La SAS : flexibilité et modernité
La Société par Actions Simplifiée est devenue la forme juridique préférée des créateurs d'entreprise en France, représentant plus de 60 % des créations de sociétés. Son succès s'explique par une liberté statutaire quasi totale : les associés organisent le fonctionnement de la société comme ils le souhaitent, sous réserve de respecter quelques règles impératives.
Contrairement à la SARL dont le fonctionnement est largement encadré par la loi, la SAS laisse aux associés le soin de définir les règles du jeu dans les statuts. Cette souplesse est un avantage considérable, mais elle impose une rédaction particulièrement soignée des statuts.

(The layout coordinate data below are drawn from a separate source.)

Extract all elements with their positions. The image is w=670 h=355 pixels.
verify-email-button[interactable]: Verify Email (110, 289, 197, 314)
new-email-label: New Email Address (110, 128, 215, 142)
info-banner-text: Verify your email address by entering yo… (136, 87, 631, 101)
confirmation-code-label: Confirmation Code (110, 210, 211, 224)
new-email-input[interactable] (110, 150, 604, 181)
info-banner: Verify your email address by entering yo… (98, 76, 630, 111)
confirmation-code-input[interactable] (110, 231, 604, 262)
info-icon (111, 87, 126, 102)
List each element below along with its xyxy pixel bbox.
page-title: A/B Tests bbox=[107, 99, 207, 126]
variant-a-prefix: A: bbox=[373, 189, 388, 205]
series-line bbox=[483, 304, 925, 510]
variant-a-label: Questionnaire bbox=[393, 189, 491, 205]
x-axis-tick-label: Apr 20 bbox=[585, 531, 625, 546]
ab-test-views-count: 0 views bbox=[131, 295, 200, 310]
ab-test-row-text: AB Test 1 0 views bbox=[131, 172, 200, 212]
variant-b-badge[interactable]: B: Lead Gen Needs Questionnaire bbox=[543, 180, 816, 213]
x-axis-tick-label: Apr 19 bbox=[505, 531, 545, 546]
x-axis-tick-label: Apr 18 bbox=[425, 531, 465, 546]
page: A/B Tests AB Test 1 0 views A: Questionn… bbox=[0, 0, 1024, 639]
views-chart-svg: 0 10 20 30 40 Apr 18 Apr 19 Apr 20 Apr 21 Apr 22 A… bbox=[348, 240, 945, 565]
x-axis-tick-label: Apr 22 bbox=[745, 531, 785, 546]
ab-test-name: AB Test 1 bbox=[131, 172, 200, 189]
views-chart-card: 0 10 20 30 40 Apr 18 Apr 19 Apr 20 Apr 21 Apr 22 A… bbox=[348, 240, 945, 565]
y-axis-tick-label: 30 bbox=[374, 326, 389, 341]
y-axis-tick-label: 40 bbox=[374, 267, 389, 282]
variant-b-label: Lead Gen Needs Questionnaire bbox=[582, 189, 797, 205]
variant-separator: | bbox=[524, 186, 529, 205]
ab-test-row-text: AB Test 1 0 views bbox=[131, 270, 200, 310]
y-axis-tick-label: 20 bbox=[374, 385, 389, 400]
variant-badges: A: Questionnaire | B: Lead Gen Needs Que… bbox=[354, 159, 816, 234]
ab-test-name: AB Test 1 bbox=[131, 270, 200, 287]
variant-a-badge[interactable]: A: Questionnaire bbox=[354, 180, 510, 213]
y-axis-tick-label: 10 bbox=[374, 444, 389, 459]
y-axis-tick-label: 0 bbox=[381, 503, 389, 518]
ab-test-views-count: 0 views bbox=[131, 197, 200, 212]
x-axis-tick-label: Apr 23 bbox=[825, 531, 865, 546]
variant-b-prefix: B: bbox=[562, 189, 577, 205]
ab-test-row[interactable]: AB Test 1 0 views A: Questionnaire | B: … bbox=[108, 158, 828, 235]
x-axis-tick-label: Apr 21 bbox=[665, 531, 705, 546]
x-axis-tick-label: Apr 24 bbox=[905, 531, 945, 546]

Caractéristiques essentielles
| Élément | SAS |
|---|---|
| Nombre d'associés | 1 (SASU) à illimité |
| Capital minimum | 1 € (variable possible) |
| Dirigeant | Président (personne physique ou morale) |
| Régime social du président | Assimilé salarié (régime général) |
| Cession d'actions | Libre (sauf clauses statutaires) |
| Commissaire aux comptes | Non obligatoire sous certains seuils |
La rédaction des statuts : une liberté encadrée
Les mentions obligatoires
Certaines clauses sont imposées par la loi : la forme juridique, la dénomination sociale, le siège social, l'objet social, le capital social, la durée de la société, le nombre d'actions et leur répartition, les conditions de direction, et les décisions devant être prises collectivement.
Les clauses stratégiques
- Clause d'agrément : permet de contrôler l'entrée de nouveaux associés en soumettant toute cession d'actions à l'accord des associés existants
- Clause d'inaliénabilité : interdit temporairement la cession d'actions (max 10 ans), utile pour stabiliser l'actionnariat au lancement
- Clause de préemption : donne un droit de priorité aux associés existants en cas de cession
- Clause de sortie conjointe (tag along) : protège les minoritaires en leur permettant de vendre aux mêmes conditions que le majoritaire
- Clause d'entraînement (drag along) : permet au majoritaire d'obliger les minoritaires à vendre en cas de cession totale
Le président de SAS
Le président est le seul organe obligatoire. Il représente la société vis-à-vis des tiers et dispose des pouvoirs les plus étendus pour agir au nom de la société. Il peut être une personne physique ou une personne morale (une autre société), ce qui n'est pas possible pour le gérant de SARL.
Cette question rejoint directement celle traitée dans notre dossier sur Création de SARL : étapes, statuts et capital social en 2026.
Sur le plan social, le président de SAS est assimilé salarié : il cotise au régime général de la sécurité sociale. Les cotisations sont plus élevées qu'en SARL (environ 65 % du brut contre 45 % pour le gérant TNS), mais la protection sociale est meilleure (retraite, prévoyance).
Les étapes de création
La création d'une SAS suit les mêmes étapes que pour une SARL : rédaction des statuts, dépôt du capital, publication d'un avis de constitution, déclaration des bénéficiaires effectifs, et immatriculation au RCS via le guichet unique. Le coût total est d'environ 250 euros en formalités (hors honoraires de rédaction des statuts).
Pour aller plus loin sur cette problématique, notre article sur Créer une SCI : avantages, démarches et fiscalité en 2026 mérite votre attention.
SAS vs SARL : le choix crucial
La SAS convient davantage aux projets ambitieux qui envisagent une levée de fonds (les investisseurs préfèrent les SAS), aux projets à plusieurs associés avec des rapports de force à organiser, et aux dirigeants qui privilégient la protection sociale du régime général. La SARL reste pertinente pour les petites structures familiales et les gérants qui veulent minimiser leurs cotisations sociales.
FAQ
Le président de SAS peut-il être salarié de sa société ?
Le cumul du mandat de président et d'un contrat de travail est possible, mais à des conditions strictes : les fonctions salariées doivent être distinctes du mandat social, effectives, rémunérées de manière distincte, et exercées sous un lien de subordination. En pratique, ce cumul est admis principalement quand le président est minoritaire.
Une SAS peut-elle avoir un capital variable ?
Oui. Le capital variable permet d'augmenter ou de réduire le capital sans modifier les statuts (dans les limites du plancher et du plafond fixés). C'est une option très utilisée pour faciliter l'entrée et la sortie d'associés.
Quand un commissaire aux comptes est-il obligatoire ?
Un CAC est obligatoire si la SAS dépasse deux des trois seuils suivants : 8 millions d'euros de CA HT, 4 millions d'euros de total bilan, 50 salariés. Il est aussi obligatoire si la SAS contrôle ou est contrôlée par une autre société.